Bill Harris writes:
I’m not a professional statistician, but I do use statistics in my work, and I’m increasingly attracted to Bayesian approaches.
Several colleagues have asked me to describe the difference between Bayesian analysis and classical statistics. I think I’ve not yet succeeded well, and so I was about to start a blog entry to clear that up. Then I decided to look around.
Your “‘Bayesian inference’ represents statistical estimation as the conditional distribution of parameters and unobserved data, given observed data” from “Objections to Bayesian statistics” is certainly concise, but it may be a bit too concise for managers and analysts who have some understanding of statistics. Your “Why we (usually) don’t have to worry about multiple comparisons” sounds promising, but it’s a tad long to hand to someone with a simple question.
Any ideas? Fodder for a blog posting?
I started down the path of dividing statistical analysis into three parts: setting up the problem, calculations, and communicating the results.

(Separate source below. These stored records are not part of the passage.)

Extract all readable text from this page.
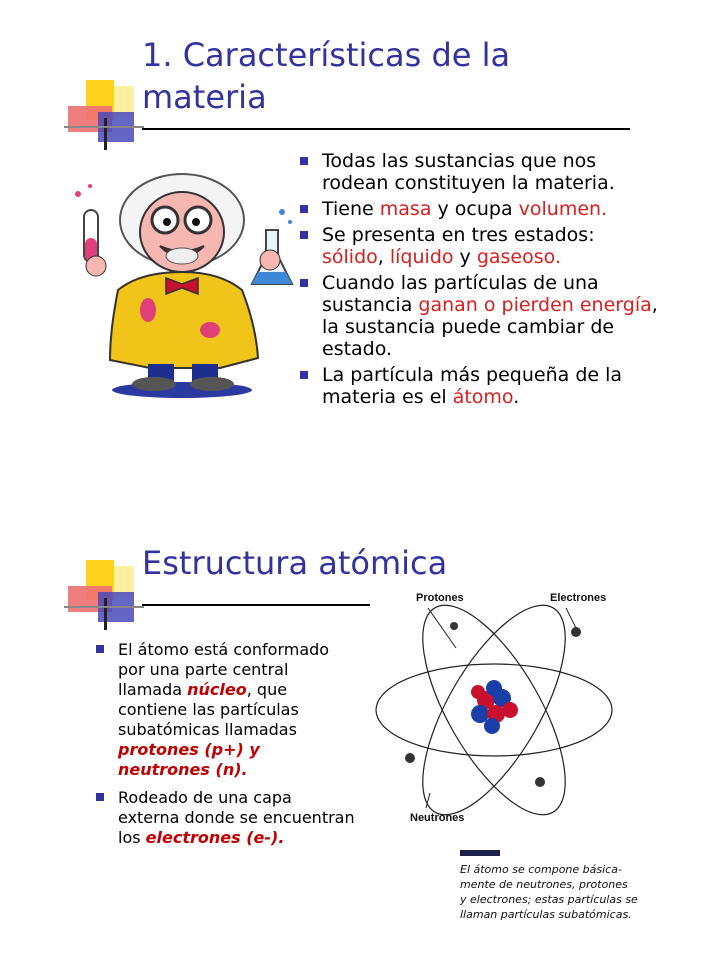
1. Características de la
materia
Todas las sustancias que nos rodean constituyen la materia.
Tiene masa y ocupa volumen.
Se presenta en tres estados: sólido, líquido y gaseoso.
Cuando las partículas de una sustancia ganan o pierden energía, la sustancia puede cambiar de estado.
La partícula más pequeña de la materia es el átomo.
Estructura atómica
El átomo está conformado por una parte central llamada núcleo, que contiene las partículas subatómicas llamadas protones (p+) y neutrones (n).
Rodeado de una capa externa donde se encuentran los electrones (e-).
Protones	Electrones
Neutrones
El átomo se compone básica-
mente de neutrones, protones
y electrones; estas partículas se
llaman partículas subatómicas.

It’s easy to find Web pages about the first, but many dwell on the notion of subjective priors.
The second involves comparing the selection of the proper classical method (Tom Loredo has some articles pointing out those challenges, as I recall) vs. “simply” applying probability theory while often letting a computer grind through the integration. There’s more power, as your “Why we (usually) …” article points out.
The third offers the choice of focus from how one should really interpret confidence intervals and what an hypothesis test is to probabilities of events. That makes sense, but I’m still looking for ways to tighten it all up.
Bill was also pointed to this article by Kevin Murphy, which looks interesting but has almost no resemblance to Bayesian statistics as I know it.
One problem with finding statistical resources on the web, I think, is that a webpage on a technical issue is likely to have been written by a computer scientist. And what computer scientists do with data and models is often much different from what we do.
My current favorite online summary of Bayesian statistics is the article by Spiegelhalter and Rice.